Офицер махнул рукой, теряя интерес. Солдаты уже хозяйничали в горнице — один разглядывал фотографии на комоде, второй сдергивал с кровати покрывало. Софья смотрела на них и думала только об одном.

За стенкой, в чулане, дышат двое ее мальчишек. Тех, кого она только что поклялась спасти. И теперь между ними и немецкими автоматами — только тонкая дощатая перегородка и ее, Софьина, воля.

Ночью, когда немцы уснули на печи и на кровати, она сидела в сенях на перевернутом ведре и прислушивалась к каждому звуку. В горнице храпели. Офицер что-то бормотал во сне по-немецки. Стонала под чьим-то тяжелым телом рассохшаяся кровать.

Софья подождала еще час, для верности. Потом бесшумно, как мышь, прокралась к погребу, достала из схрона кусок сала, завернутый в тряпицу, полбуханки черствого хлеба и пару вареных картофелин. Все это уложила в старый платок, завязала узлом.

Чуланная дверь открылась без скрипа — еще вчера смазала петли постным маслом, словно предчувствовала. Внутри было темно, хоть глаз выколи, но она и так знала, где кто лежит.

— Сыночки, — прошептала она едва слышно. — Ешьте. Только тихо, ради Христа. Там немцы, за стенкой.

Чья-то рука нашарила в темноте ее ладонь, сжала благодарно. Павел.

— Спасибо, мамаша, — прошелестел его голос. — Мы понемногу. Лишь бы Сашку на ноги поднять. Совсем ослаб парень.

— Поднимем, — ответила Софья твердо. — Только вы уж потерпите. Может, наши скоро придут. Тогда и выйдете.

Она выбралась из чулана и вернулась в сени. Села на ведро, прикрыла глаза. Впереди была длинная, бесконечная ночь. И еще много таких ночей впереди.

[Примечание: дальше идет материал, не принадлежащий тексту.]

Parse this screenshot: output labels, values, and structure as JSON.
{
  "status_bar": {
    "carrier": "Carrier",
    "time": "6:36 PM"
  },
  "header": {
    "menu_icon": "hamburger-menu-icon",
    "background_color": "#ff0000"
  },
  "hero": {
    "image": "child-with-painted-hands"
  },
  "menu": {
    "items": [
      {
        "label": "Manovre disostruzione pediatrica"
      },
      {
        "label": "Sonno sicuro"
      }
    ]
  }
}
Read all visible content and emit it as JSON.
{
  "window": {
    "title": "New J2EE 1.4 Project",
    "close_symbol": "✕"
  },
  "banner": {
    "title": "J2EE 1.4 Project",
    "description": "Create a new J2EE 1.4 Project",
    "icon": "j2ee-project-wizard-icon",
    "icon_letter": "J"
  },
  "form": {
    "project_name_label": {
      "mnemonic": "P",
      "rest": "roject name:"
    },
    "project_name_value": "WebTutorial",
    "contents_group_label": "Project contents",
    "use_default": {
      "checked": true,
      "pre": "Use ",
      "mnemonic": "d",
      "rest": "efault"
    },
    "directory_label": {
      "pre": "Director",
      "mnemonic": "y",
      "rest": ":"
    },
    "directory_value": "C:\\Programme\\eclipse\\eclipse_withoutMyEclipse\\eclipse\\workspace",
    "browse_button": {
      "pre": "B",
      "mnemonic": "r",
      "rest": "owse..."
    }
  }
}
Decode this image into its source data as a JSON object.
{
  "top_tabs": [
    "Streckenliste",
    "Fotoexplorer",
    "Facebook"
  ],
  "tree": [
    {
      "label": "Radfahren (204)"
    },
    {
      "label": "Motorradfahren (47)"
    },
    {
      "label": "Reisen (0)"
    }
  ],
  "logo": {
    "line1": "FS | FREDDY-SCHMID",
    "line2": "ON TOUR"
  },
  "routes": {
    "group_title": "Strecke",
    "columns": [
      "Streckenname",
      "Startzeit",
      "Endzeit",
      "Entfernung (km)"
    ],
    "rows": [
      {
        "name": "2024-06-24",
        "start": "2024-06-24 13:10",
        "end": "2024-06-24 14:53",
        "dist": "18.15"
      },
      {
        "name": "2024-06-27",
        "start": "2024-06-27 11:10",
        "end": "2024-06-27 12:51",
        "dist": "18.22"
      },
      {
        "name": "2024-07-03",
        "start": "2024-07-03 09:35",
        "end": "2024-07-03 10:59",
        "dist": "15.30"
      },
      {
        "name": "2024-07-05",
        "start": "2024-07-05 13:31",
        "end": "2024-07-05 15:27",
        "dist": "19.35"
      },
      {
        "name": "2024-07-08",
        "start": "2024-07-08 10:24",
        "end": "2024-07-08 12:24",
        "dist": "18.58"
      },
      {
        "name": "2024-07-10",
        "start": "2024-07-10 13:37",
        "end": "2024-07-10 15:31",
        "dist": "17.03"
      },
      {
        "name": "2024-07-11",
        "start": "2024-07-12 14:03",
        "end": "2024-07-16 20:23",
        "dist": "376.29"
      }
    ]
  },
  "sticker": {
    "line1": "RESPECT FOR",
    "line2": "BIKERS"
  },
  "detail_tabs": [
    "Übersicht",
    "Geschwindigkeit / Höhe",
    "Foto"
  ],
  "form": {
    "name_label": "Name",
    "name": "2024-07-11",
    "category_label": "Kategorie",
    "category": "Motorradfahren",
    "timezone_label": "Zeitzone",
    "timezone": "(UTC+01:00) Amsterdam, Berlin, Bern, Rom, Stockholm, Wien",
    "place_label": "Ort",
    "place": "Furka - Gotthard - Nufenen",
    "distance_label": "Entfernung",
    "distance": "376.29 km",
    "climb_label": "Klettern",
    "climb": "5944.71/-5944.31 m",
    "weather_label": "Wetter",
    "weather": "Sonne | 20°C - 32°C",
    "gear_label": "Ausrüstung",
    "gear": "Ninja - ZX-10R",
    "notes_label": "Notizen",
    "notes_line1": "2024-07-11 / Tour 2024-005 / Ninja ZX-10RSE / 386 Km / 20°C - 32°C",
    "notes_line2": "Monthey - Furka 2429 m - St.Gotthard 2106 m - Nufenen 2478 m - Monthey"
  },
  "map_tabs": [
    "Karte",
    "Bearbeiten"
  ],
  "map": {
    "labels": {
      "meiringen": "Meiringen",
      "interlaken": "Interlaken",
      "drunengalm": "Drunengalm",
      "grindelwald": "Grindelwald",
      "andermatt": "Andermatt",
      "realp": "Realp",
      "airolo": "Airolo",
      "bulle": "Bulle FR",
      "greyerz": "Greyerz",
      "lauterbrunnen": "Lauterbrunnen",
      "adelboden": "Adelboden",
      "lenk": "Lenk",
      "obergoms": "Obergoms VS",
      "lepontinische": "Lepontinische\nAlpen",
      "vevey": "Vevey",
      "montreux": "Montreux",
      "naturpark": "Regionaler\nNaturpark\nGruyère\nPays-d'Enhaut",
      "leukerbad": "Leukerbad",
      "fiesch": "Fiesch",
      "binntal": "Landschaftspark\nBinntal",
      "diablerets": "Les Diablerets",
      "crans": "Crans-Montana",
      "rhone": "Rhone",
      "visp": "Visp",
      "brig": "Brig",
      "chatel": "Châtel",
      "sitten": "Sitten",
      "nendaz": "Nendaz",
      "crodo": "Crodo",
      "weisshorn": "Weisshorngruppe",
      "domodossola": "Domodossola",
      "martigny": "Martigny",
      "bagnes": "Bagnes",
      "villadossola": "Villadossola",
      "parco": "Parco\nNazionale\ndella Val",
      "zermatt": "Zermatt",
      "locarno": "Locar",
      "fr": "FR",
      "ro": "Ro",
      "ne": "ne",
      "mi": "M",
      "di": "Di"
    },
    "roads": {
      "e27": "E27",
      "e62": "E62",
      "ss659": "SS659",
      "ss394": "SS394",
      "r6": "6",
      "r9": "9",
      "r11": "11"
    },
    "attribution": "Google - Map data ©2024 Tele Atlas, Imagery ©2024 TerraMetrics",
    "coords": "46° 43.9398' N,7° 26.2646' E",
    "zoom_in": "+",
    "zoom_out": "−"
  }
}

За стеной посапывали враги. За другой стеной прятались свои. А между ними, ровно посередине, сидела немолодая русская женщина по имени Софья и держала в руках невидимые весы, на которых с одной стороны лежала ее собственная жизнь, а с другой — жизнь двух измученных мальчишек, доверившихся ей.

Весы покачивались, но выбор был уже сделан.

Она и сама не заметила, как задремала. И снова ей приснился Ванюшка. Он стоял у колодца, пил воду из кринки и улыбался.

***

Первую неделю Софья жила как на иголках.

Днем она была прислугой при немцах — топила печь, варила похлебку из скудных запасов, стирала солдатское белье в корыте, мыла полы, которые немедленно затаптывались грязными сапогами. Офицер, тот самый светлоглазый, оказался обер-лейтенантом по фамилии Крюгер. Он расположился в горнице с комфортом, какой позволяла крестьянская хата: занял единственную кровать, разложил на столе карты и потребовал, чтобы каждое утро ему подавали горячую воду для бритья.

— Wasser, — говорил он брезгливо, постукивая пальцем по пустому тазу. — Heißes Wasser. Schnell.

И Софья грела воду, носила, молча ставила перед ним, и лицо ее оставалось спокойным, как замерзший пруд. Даже когда Крюгер, недовольный температурой, выплескивал воду на пол и заставлял греть заново. Даже когда один из солдат, молодой веснушчатый парень по имени Ганс, ухмыляясь, хватал ее за подол, проверяя, не прячет ли чего. Она только отступала на шаг и смотрела на него тем взглядом, от которого Ганс почему-то смущался и отпускал.

Соседка Зинаида, забежавшая как-то утром за солью, удивилась:

— Софья Егоровна, да ты ли это? Ходишь как в воду опущенная. Немцы лютуют?

— Терпимо, — отвечала Софья коротко. — Лишь бы не трогали.

— А что в чулане у тебя заперто? — Зинаида кивнула на глухую дверь. — Я третьего дня мимо шла — слыхала, будто мыши возятся.

Софья чуть не выронила ухват, которым мешала угли.

— Старье там, — сказала она, не оборачиваясь. — Егорово барахло. Никак не соберусь разобрать.

Зинаида кивнула и ушла, но Софья еще долго стояла у печи, прижав руку к груди. Сердце колотилось. Надо было быть осторожнее. Куда осторожнее.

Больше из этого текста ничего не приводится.